1. McLeod is implying a plea bargain is probable. - and totally understandable.

2. every time I have heard Downer answering a question on this, he says "Hicks is (I begrudgingly concede) entitled to a day in court, ....." twitch twitch - then his lip starts to quiver, then with the second question, he says what he really thinks "the man is a fink etc" .
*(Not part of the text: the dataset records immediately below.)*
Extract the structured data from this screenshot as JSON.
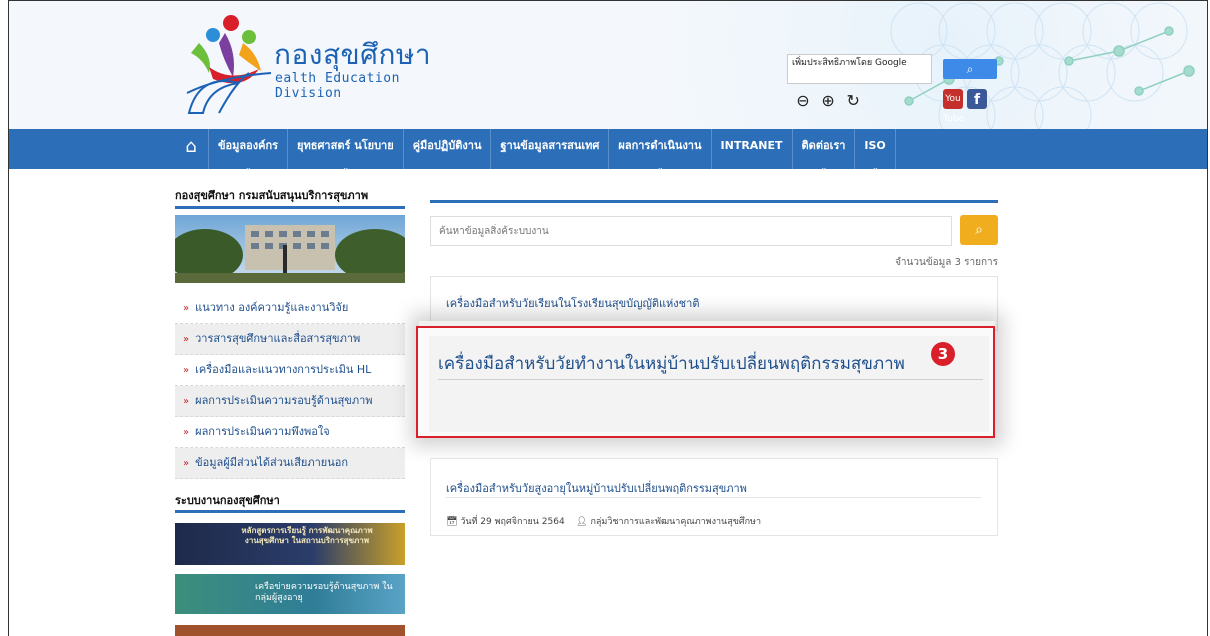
{
  "header": {
    "logo_thai": "กองสุขศึกษา",
    "logo_eng": "ealth Education Division",
    "google_label": "เพิ่มประสิทธิภาพโดย Google",
    "search_icon": "search-icon",
    "zoom_out": "⊖",
    "zoom_in": "⊕",
    "reset": "↻",
    "youtube": "You Tube",
    "facebook": "f"
  },
  "nav": {
    "home_icon": "home-icon",
    "items": [
      "ข้อมูลองค์กร",
      "ยุทธศาสตร์ นโยบาย",
      "คู่มือปฏิบัติงาน",
      "ฐานข้อมูลสารสนเทศ",
      "ผลการดำเนินงาน",
      "INTRANET",
      "ติดต่อเรา",
      "ISO"
    ]
  },
  "left": {
    "title": "กองสุขศึกษา กรมสนับสนุนบริการสุขภาพ",
    "items": [
      "แนวทาง องค์ความรู้และงานวิจัย",
      "วารสารสุขศึกษาและสื่อสารสุขภาพ",
      "เครื่องมือและแนวทางการประเมิน HL",
      "ผลการประเมินความรอบรู้ด้านสุขภาพ",
      "ผลการประเมินความพึงพอใจ",
      "ข้อมูลผู้มีส่วนได้ส่วนเสียภายนอก"
    ],
    "system_title": "ระบบงานกองสุขศึกษา",
    "banner1": "หลักสูตรการเรียนรู้ การพัฒนาคุณภาพงานสุขศึกษา ในสถานบริการสุขภาพ",
    "banner2": "เครือข่ายความรอบรู้ด้านสุขภาพ ในกลุ่มผู้สูงอายุ"
  },
  "main": {
    "search_placeholder": "ค้นหาข้อมูลสิ่งค้ระบบงาน",
    "count": "จำนวนข้อมูล 3 รายการ",
    "cards": [
      {
        "title": "เครื่องมือสำหรับวัยเรียนในโรงเรียนสุขบัญญัติแห่งชาติ"
      },
      {
        "title": "เครื่องมือสำหรับวัยทำงานในหมู่บ้านปรับเปลี่ยนพฤติกรรมสุขภาพ",
        "badge": "3"
      },
      {
        "title": "เครื่องมือสำหรับวัยสูงอายุในหมู่บ้านปรับเปลี่ยนพฤติกรรมสุขภาพ",
        "date": "วันที่ 29 พฤศจิกายน 2564",
        "org": "กลุ่มวิชาการและพัฒนาคุณภาพงานสุขศึกษา"
      }
    ]
  },
  "colors": {
    "nav": "#2c6fb8",
    "accent_red": "#d9202a",
    "search_btn": "#f0ad1e",
    "link": "#1f4f8c"
  }
}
3. Ruddock puts an interesting spin on the lengthy detention " work in his favour " ??? - I'm sure he'd have preferred a speedy trial (as long as it was transparently fair). Strange to hear an Attorney General championing the advantages of the abolition of habeus corpus.
4. What will happen to Mori after this ? - be interesting to plot his career PS the real reason why Ruddock is challenging why Mori has gone public with this, is that every time Mori "tells it like it is ", the Libs lose another 5 points in the polls. Ruddock's arguments on this of late have been wierd - I mean if I wanted a lawyer, and I had the choice of Mori or Ruddock, I 'd pick Mori every time.

http://www.abc.net.au/news/newsitems/200703/s1881582.htm
And Ruddock pretending that he is also interested in Hicks welfare. ..
http://www.abc.net.au/news/newsitems/200703/s1874881.htm
 
David Hicks has just pleaded guilty.... should be home soon!!!!